The next day (we slept on the floor of the terminal) was even worse. There were thousands of people standing in queues for every imaginable thing. Nothing could be done, because there were no scheduled flights. I bought a cell phone, called my sister in Cape Town, and told her to rebook us. I stood in line for three hours to find an hotel in London, and we left the airport. I could not contact BA until the next Wednesday, neither by phone nor online. We did not get out of London until Christmas night.

What was supposed to be an overlay of a few hours for a connecting flight became an eight day ordeal.

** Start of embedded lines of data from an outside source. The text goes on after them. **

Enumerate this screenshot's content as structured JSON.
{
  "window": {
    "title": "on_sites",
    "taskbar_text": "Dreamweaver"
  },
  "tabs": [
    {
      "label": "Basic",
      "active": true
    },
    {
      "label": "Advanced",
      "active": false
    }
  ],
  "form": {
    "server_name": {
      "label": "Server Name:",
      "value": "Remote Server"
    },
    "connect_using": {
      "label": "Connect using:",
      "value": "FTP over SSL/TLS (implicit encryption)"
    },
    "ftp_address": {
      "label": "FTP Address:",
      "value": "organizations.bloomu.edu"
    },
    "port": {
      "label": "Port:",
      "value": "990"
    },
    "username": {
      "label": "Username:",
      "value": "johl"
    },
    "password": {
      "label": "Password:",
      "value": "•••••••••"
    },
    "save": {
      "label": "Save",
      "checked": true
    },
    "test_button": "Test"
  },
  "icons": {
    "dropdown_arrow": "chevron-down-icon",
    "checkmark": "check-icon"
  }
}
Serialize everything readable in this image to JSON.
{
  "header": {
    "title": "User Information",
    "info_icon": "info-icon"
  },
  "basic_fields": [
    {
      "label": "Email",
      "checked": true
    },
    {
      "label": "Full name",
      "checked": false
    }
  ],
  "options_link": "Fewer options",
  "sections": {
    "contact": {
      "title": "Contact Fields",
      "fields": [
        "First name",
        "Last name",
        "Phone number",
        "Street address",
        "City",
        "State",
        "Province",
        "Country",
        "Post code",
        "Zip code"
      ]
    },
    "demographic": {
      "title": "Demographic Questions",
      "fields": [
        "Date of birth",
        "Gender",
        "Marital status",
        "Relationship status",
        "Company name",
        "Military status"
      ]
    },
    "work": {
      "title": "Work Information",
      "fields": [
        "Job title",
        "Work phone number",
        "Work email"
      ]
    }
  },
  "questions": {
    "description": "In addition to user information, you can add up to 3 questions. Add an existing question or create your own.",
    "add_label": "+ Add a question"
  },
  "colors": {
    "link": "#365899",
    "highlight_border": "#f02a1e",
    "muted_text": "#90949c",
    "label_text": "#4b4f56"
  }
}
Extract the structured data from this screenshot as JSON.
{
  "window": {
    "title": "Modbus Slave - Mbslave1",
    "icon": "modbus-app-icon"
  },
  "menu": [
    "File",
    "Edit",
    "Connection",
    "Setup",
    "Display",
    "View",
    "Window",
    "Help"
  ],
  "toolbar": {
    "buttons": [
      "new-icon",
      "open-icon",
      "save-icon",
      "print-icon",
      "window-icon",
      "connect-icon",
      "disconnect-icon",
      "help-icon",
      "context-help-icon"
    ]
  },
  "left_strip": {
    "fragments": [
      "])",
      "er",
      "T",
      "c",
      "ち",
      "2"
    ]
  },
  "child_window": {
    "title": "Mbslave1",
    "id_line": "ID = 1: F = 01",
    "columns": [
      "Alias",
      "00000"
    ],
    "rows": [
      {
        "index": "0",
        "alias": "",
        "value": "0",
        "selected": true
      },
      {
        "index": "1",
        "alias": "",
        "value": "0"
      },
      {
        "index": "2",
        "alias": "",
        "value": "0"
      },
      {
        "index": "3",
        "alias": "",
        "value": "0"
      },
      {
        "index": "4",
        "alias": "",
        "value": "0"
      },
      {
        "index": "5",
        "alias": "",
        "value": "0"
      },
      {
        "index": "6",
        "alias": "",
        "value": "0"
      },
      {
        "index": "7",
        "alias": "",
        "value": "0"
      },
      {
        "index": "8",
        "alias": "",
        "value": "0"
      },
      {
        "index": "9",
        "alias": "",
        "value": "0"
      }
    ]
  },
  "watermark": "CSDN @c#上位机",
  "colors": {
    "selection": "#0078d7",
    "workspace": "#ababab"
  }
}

When the airport did start operating again, most departing flights were half empty. Since the IT systems were down, they could not match passengers to flights. And, many flights were canceled because planes were in the wrong places.

Heathrow had to be rebooted. It was not simply a matter of clearing a few inches of snow from the runways.

02 March 2011

Banned books return to shelves in Egypt and Tunisia

Like many other people, I've been wondering which way the "velvet revolutions" in Egypt and Tunisia were going to turn. In some places, like Iran, the overthrow of the Shah brought a regime with greater repression. In Egypt the army is now (or one could say still) in control, but there are some straws in the wind that give hope:

Banned books return to shelves in Egypt and Tunisia | Books | guardian.co.uk:
Anecdotal reports are also emerging of once suppressed titles appearing for impromptu sale on street corners and newspaper kiosks across Egypt. Salwa Gaspard of joint English/Arabic language publisher Saqi Books said accounts in the Arabic press told of books that had been hidden for years in private basements now once more seeing the light of day.

Cairo is also to hold a book fair in Tahrir Square – the focus for protests against former president Hosni Mubarak – at the end of March, according to Trevor Naylor of the American University of Cairo Press bookshop, which is based in the square. Naylor told the Bookseller that the event had been planned in the wake of the cancelled Cairo Book Fair, which was abandoned in January in the face of growing political unrest.

Let's hope the wind keep blowing in that direction.

Some Zimbabwean exiles have been calling for Egyptian-style demonstrations there, but so far there is no evidence of such things.